MANILA – Veteran comedian and TV director John Lapus did not spare details as he opened up about his process of moving on from a failed relationship, saying he needed professional help at one point.
Lapus was one of the cast members of “How To Move On in 30 Days” asked about the topic during the series’ Wednesday media conference, ahead of its April 4 premiere on YouTube.
Lapus has had three relationships so far, including his current. His second, with a model whom he did not name, ended badly, after he discovered his partner’s infidelity, Lapus recalled.
“Iyong pangalawang boyfriend ko, ‘yun lang talaga ‘yung talagang bad breakup,” he said.
While Lapus managed to move on in 30 days — as in the series’ title — the “formula” for doing so included the intervention of a close friend, acclaimed actress Eugene Domingo, and several sessions with a psychiatrist.
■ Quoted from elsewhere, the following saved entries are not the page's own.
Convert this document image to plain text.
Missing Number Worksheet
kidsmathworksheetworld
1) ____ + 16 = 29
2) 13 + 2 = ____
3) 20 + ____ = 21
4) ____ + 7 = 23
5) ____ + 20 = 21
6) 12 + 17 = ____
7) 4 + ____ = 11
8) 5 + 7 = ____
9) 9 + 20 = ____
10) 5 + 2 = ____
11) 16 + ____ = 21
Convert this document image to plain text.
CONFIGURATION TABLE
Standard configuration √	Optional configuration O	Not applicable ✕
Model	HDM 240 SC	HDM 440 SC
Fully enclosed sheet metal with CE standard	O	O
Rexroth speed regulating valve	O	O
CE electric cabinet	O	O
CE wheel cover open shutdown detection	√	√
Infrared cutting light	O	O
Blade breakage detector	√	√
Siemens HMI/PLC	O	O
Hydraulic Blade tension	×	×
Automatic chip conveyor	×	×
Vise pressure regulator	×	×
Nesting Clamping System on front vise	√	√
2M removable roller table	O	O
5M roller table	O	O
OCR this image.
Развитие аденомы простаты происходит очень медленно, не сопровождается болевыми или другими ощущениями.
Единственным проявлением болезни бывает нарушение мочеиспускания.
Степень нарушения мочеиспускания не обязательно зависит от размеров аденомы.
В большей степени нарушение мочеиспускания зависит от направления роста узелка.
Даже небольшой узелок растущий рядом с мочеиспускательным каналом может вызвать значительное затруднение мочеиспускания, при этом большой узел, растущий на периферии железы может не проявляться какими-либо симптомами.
“In all fairness, noon tinanong, bigla kong ni-compute, nagawa ko po in 30 days — 30 drunken nights, almost 30 sex partners, 1 psychiatrist, 1 super-duper close friend who brought me to the psychiatrist, and 1 new boyfriend after 30 days. That’s the formula kung bakit ako naka-move on,” he said.
Lapus surmised that he had been so used to being the friend who comforts, rather than the one who seeks to be consoled, that he was unequipped to handle his heartbreak over his previous relationship.
“I think that’s what happened kung bakit kailangan talagang dalhin ako sa psychiatrist, kasi sanay ako na ako ‘yung tumutulong sa friend galing sa bad breakup, ako ‘yung nagpapatawa, ako ang tinatawagan ng mga kaibigan kong namamatayan.
“Noong niloko ako ng second boyfriend ko, parang nahiya akong lumapit sa mga kaibigan ko, akala ko kaya ko by myself. Napreng-preng pala ako, hindi ko alam,” he said.
Domingo, with whom Lapus has co-starred in several films, was one of the friends he was able to confide in. He recounted how Domingo helped initiate his process of healing, saying the comedienne, without his knowledge, booked a package with a psychiatrist that he could opt to attend.
“One day, sinabi niya sa akin, magkakape lang daw kami, samahan ko lang daw siya. Ako naman, go. Tapos, nagulat na lang ako, nag-park siya sa isang bahay and she became teary-eyed. She told me right then and there: ‘Kailangan mo ng tulong, kasi paulit-ulit ka. Bayad ko na ‘yan. That’s 12 sessions.’ That’s what happened,” he narrated.
By the eighth session, Lapus felt he was already recovered, and no longer needed the remaining appointments with his doctor.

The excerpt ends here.